FeatherLuxe Hair Extensions take flight with Austin girls

Who would have thought that in just a few months, the young women behind FeatherLuxe Hair Extensions would become some of the most sought-after stylists in Austin? Judging by the growing numbers of women at St. Edward’s university admiring the feathers dangling from their hair, the business has become an overnight success.

“It started with (artist) Ysabel Blu,” said Taylor Gutierrez, a FeatherLuxe staff member who takes appointments at Mana Culture on S. First Street. “Her friend was going to go to Canada to get these feathers put in her hair with wire. And so Ysabel said, ‘Wait a minute. Let me think of something.'”

And so FeatherLuxe was born. But what many people see as just another trend has surprisingly spiritual roots. “In the beginning, Native Americans used feathers in different ways. I see this as something really great. Whenever we do this, when we put these in your hair, it’s just like what our ancestors did,” Gutierrez said.

FeatherLuxe affixes the long feathers into clients’ hair using a small metal clasp that is tightened with a pair of pliers. Once fixed in place, it is not unusual for them to last for more than three months.

Though the feathers have grown popular, FeatherLuxe shies away from the term “trend” almost entirely.

“It’s been growing, but it’s a thing that’s been around before we even knew,” Gutierrez said. “We just found a new way to put it in that holds up, you know? We’re just bringing it along and together.”

That, adds Gutierrez, would not be possible without the help of Mana Culture and storeowner Jahnavi Sievert. Mana Culture, a boutique that practices fair trade and cooperation with local artists for eco-friendly products, has helped FeatherLuxe expand into what it is today.

It may come as some surprise to customers that the feathers put in their hair are actual bird feathers. According to FeatherLuxe, this is just one more way to be closer to the natural world by honoring the birds the feathers came from.

“There’s just so much cruelty happening everywhere.

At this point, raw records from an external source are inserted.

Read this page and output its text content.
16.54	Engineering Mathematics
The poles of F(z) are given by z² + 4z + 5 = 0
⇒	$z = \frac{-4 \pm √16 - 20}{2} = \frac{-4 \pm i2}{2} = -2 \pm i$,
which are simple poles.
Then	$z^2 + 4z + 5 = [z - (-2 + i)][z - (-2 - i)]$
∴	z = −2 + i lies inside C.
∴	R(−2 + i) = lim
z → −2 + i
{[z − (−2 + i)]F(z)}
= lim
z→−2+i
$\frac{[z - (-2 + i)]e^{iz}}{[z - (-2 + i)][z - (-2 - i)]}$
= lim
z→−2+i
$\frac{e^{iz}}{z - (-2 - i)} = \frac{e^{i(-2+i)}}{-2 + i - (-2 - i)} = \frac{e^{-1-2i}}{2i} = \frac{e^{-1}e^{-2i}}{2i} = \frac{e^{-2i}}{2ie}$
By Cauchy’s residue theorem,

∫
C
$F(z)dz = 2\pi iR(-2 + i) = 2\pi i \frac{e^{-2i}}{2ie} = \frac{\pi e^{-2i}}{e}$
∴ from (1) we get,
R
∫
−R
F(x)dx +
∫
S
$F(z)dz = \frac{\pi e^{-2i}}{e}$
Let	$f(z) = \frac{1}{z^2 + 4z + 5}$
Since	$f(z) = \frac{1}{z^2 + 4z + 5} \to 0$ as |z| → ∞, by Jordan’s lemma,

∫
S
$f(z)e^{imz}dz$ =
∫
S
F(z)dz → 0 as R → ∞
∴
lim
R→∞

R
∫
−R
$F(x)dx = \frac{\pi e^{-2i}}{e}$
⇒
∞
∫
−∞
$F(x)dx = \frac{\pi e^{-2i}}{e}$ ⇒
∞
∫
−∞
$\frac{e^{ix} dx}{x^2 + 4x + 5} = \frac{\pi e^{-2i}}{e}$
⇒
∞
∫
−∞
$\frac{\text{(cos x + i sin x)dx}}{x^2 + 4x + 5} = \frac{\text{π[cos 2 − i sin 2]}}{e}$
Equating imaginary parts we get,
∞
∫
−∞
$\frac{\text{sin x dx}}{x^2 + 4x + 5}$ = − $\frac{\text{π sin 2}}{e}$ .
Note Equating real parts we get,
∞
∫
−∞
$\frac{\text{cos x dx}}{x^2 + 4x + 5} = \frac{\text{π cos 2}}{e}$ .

The birds are being thrown around – every animal is being thrown around, not even cared for,” Gutierrez said. “We all think differently, but we’re all the same. We’re all relatives. We’re just trying to spread this goodness.”

Before the girls actually use any of the feathers, they bless them.

“I use Palo Santo,” Gutierrez said. “It’s this holy wood that burns and smells so beautiful. I have a tapestry and I just lay it on the floor, put my feathers there, say my intentions, blessing the birds.”

As far as other budding entrepreneurs who have noticed the success feather extensions have had, FeatherLuxe accepts the competition with open arms.

“We have a capitalistic nature,” Gutierrez said. “People are going to go with a good idea and run with it. We don’t care if there are other girls doing it. But I would just hope that their intentions are good.”

The benefits of the feather hair extensions, Gutierrez said, are much more than looking good.

“Girls are always glistening when they leave,” she said. “It’s so amazing. People are just leaving and they’re just…they’re ecstatic.”

But the most important thing to the young women at FeatherLuxe is giving back to the world around them.

“It’s just walking with this great feeling of being one with the universe,” Gutierrez said. “It’s not about the money, about anything. It’s just about whoever wants to come and join our tribe.”